With some policy makers judging the remaining capacity at just over 200 billion euros after December, the Governing Council is considering a plan known as lower-for-longer. One option would be to cut the monthly pace by at least half from the current 60 billion euros, extend the program to September, and pledge to do more if needed.
Steps by Step
That contrasts with the Fed, which reduced buying from $85 billion in $10 billion steps over 10 months.
Bloomberg economists argue that the program is flexible enough to give the central bank room to expand purchases without running into shortages. Even then though, the biggest buyer, Germany’s Bundesbank, may need “a little creativity” with its strategy. That country has a budget surplus, reducing the government’s issuance of fresh debt.
Another major issue is whether the exit plan will come with an expiry date, as urged by more conservative officials. Governors from economically weaker southern Europe would prefer the program to be open-ended.
The ECB also looks likely to differ from the Fed in its emphasis on the reinvestment of maturing debt. The U.S. central bank did that quietly to maintain the size of its holdings, while ECB Executive Board member Peter Praet has publicly considered being more explicit.

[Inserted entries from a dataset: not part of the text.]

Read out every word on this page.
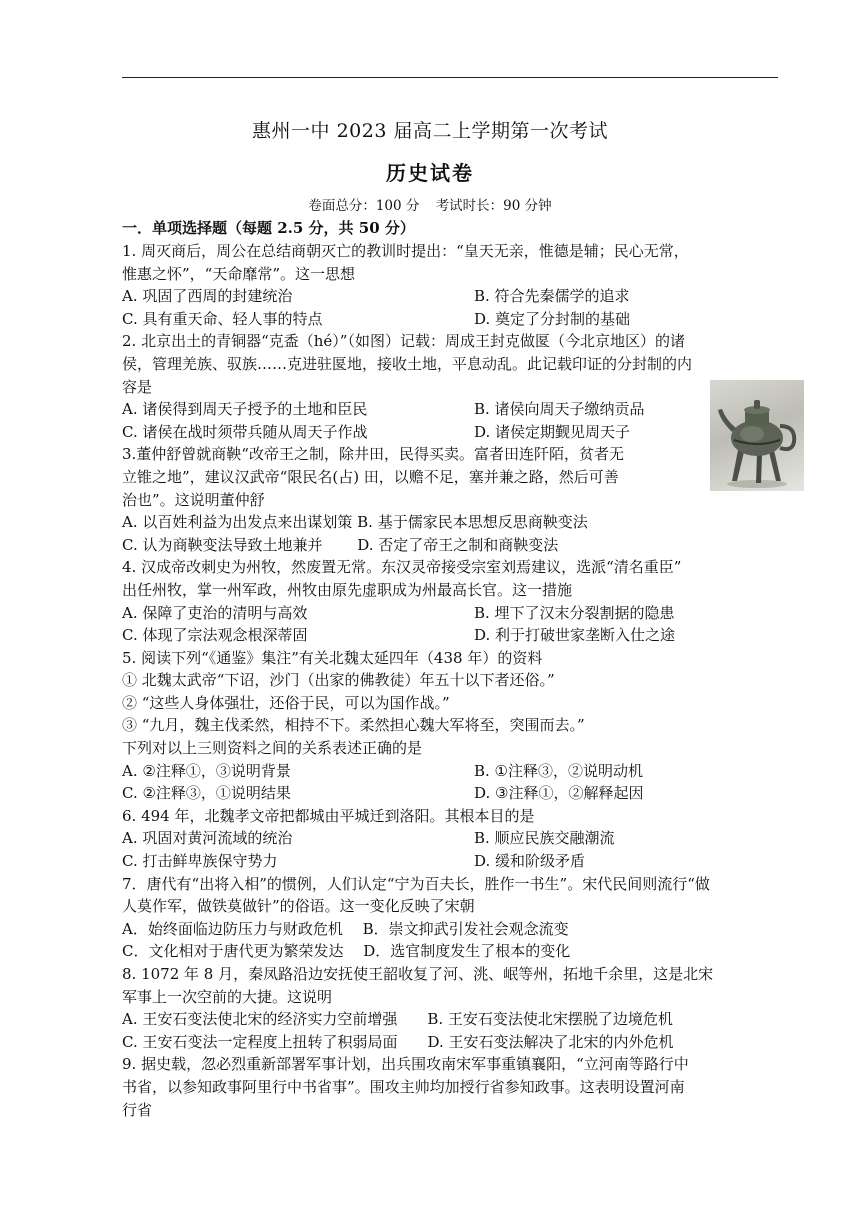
惠州一中 2023 届高二上学期第一次考试
历史试卷
卷面总分：100 分 考试时长：90 分钟
一．单项选择题（每题 2.5 分，共 50 分）

1. 周灭商后，周公在总结商朝灭亡的教训时提出：“皇天无亲，惟德是辅；民心无常，

惟惠之怀”，“天命靡常”。这一思想

A. 巩固了西周的封建统治	B. 符合先秦儒学的追求
C. 具有重天命、轻人事的特点	D. 奠定了分封制的基础

2. 北京出土的青铜器“克盉（hé）”（如图）记载：周成王封克做匽（今北京地区）的诸

侯，管理羌族、驭族……克进驻匽地，接收土地，平息动乱。此记载印证的分封制的内

容是

A. 诸侯得到周天子授予的土地和臣民	B. 诸侯向周天子缴纳贡品
C. 诸侯在战时须带兵随从周天子作战	D. 诸侯定期觐见周天子

3.董仲舒曾就商鞅“改帝王之制，除井田，民得买卖。富者田连阡陌，贫者无

立锥之地”，建议汉武帝“限民名(占) 田，以赡不足，塞并兼之路，然后可善

治也”。这说明董仲舒

A. 以百姓利益为出发点来出谋划策 B. 基于儒家民本思想反思商鞅变法

C. 认为商鞅变法导致土地兼并　　 D. 否定了帝王之制和商鞅变法

4. 汉成帝改刺史为州牧，然废置无常。东汉灵帝接受宗室刘焉建议，选派“清名重臣”

出任州牧，掌一州军政，州牧由原先虚职成为州最高长官。这一措施

A. 保障了吏治的清明与高效	B. 埋下了汉末分裂割据的隐患
C. 体现了宗法观念根深蒂固	D. 利于打破世家垄断入仕之途

5. 阅读下列“《通鉴》集注”有关北魏太延四年（438 年）的资料

① 北魏太武帝“下诏，沙门（出家的佛教徒）年五十以下者还俗。”

② “这些人身体强壮，还俗于民，可以为国作战。”

③ “九月，魏主伐柔然，相持不下。柔然担心魏大军将至，突围而去。”

下列对以上三则资料之间的关系表述正确的是

A. ②注释①，③说明背景	B. ①注释③，②说明动机
C. ②注释③，①说明结果	D. ③注释①，②解释起因

6. 494 年，北魏孝文帝把都城由平城迁到洛阳。其根本目的是

A. 巩固对黄河流域的统治	B. 顺应民族交融潮流
C. 打击鲜卑族保守势力	D. 缓和阶级矛盾

7．唐代有“出将入相”的惯例，人们认定“宁为百夫长，胜作一书生”。宋代民间则流行“做

人莫作军，做铁莫做针”的俗语。这一变化反映了宋朝

A．始终面临边防压力与财政危机　 B．崇文抑武引发社会观念流变

C．文化相对于唐代更为繁荣发达　 D．选官制度发生了根本的变化

8. 1072 年 8 月，秦凤路沿边安抚使王韶收复了河、洮、岷等州，拓地千余里，这是北宋

军事上一次空前的大捷。这说明

A. 王安石变法使北宋的经济实力空前增强　　B. 王安石变法使北宋摆脱了边境危机

C. 王安石变法一定程度上扭转了积弱局面　　D. 王安石变法解决了北宋的内外危机

9. 据史载，忽必烈重新部署军事计划，出兵围攻南宋军事重镇襄阳，“立河南等路行中

书省，以参知政事阿里行中书省事”。围攻主帅均加授行省参知政事。这表明设置河南

行省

Stressing the reinvestments — which will average 15 billion euros a month in 2018 — could calm any concerns that phasing out the program will tighten financial conditions. That risk was highlighted in 2013 when the Fed floated the idea of slowing its purchases only to see bond yields rise in what became known as a “taper tantrum.”

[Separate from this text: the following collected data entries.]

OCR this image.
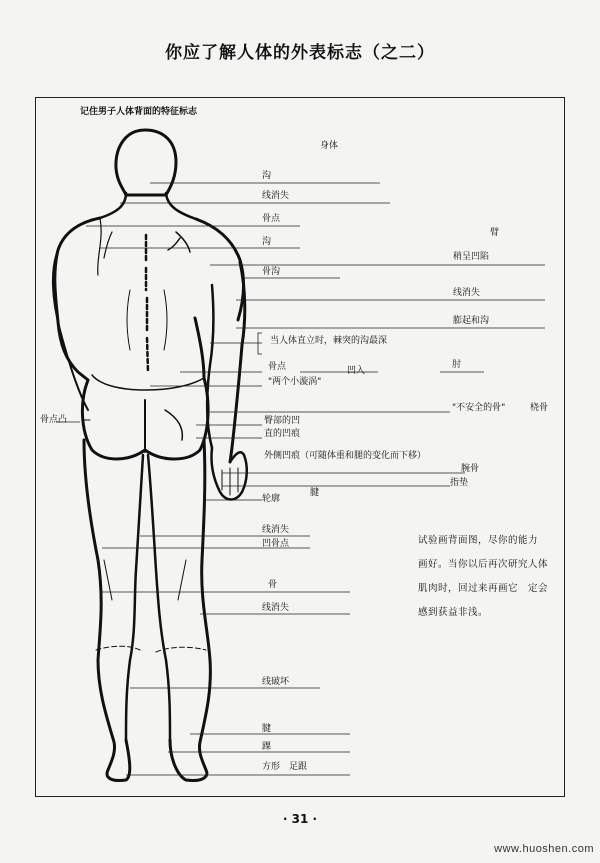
你应了解人体的外表标志（之二）
记住男子人体背面的特征标志
身体
沟
线消失
骨点
臂
沟
稍呈凹陷
骨沟
线消失
膨起和沟
当人体直立时，棘突的沟最深
骨点	凹入
肘
"两个小漩涡"
骨点凸
"不安全的骨"	桡骨
臀部的凹
直的凹痕
外侧凹痕（可随体重和腿的变化而下移）
腕骨
指垫
腱
轮廓
线消失
凹骨点
骨
线消失
线破坏
腱
踝
方形　足跟
试验画背面图，尽你的能力
画好。当你以后再次研究人体
肌肉时，回过来再画它　定会
感到获益非浅。
· 31 ·
www.huoshen.com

Moreover, Praet has talked about the theoretical potential for using reinvestments to manage the average maturity of the QE portfolio. That would echo the Fed’s “Operation Twist” when it shifted cash into longer-term bonds to keep borrowing costs down.
Like the Bank of England, which will decide next week whether to raise U.K. interest rates for the first time in a decade, the ECB faces a tricky decision that could turn against it. Draghi is likely to remember the rate hikes in 2011 under his predecessor Jean-Claude Trichet that inadvertently came just before an economic slump. Draghi’s first action on starting his term was to undo those measures.
“We have to be careful,” Bank of Italy Governor Ignazio Visco said this month. “This decision shouldn’t be reversed.”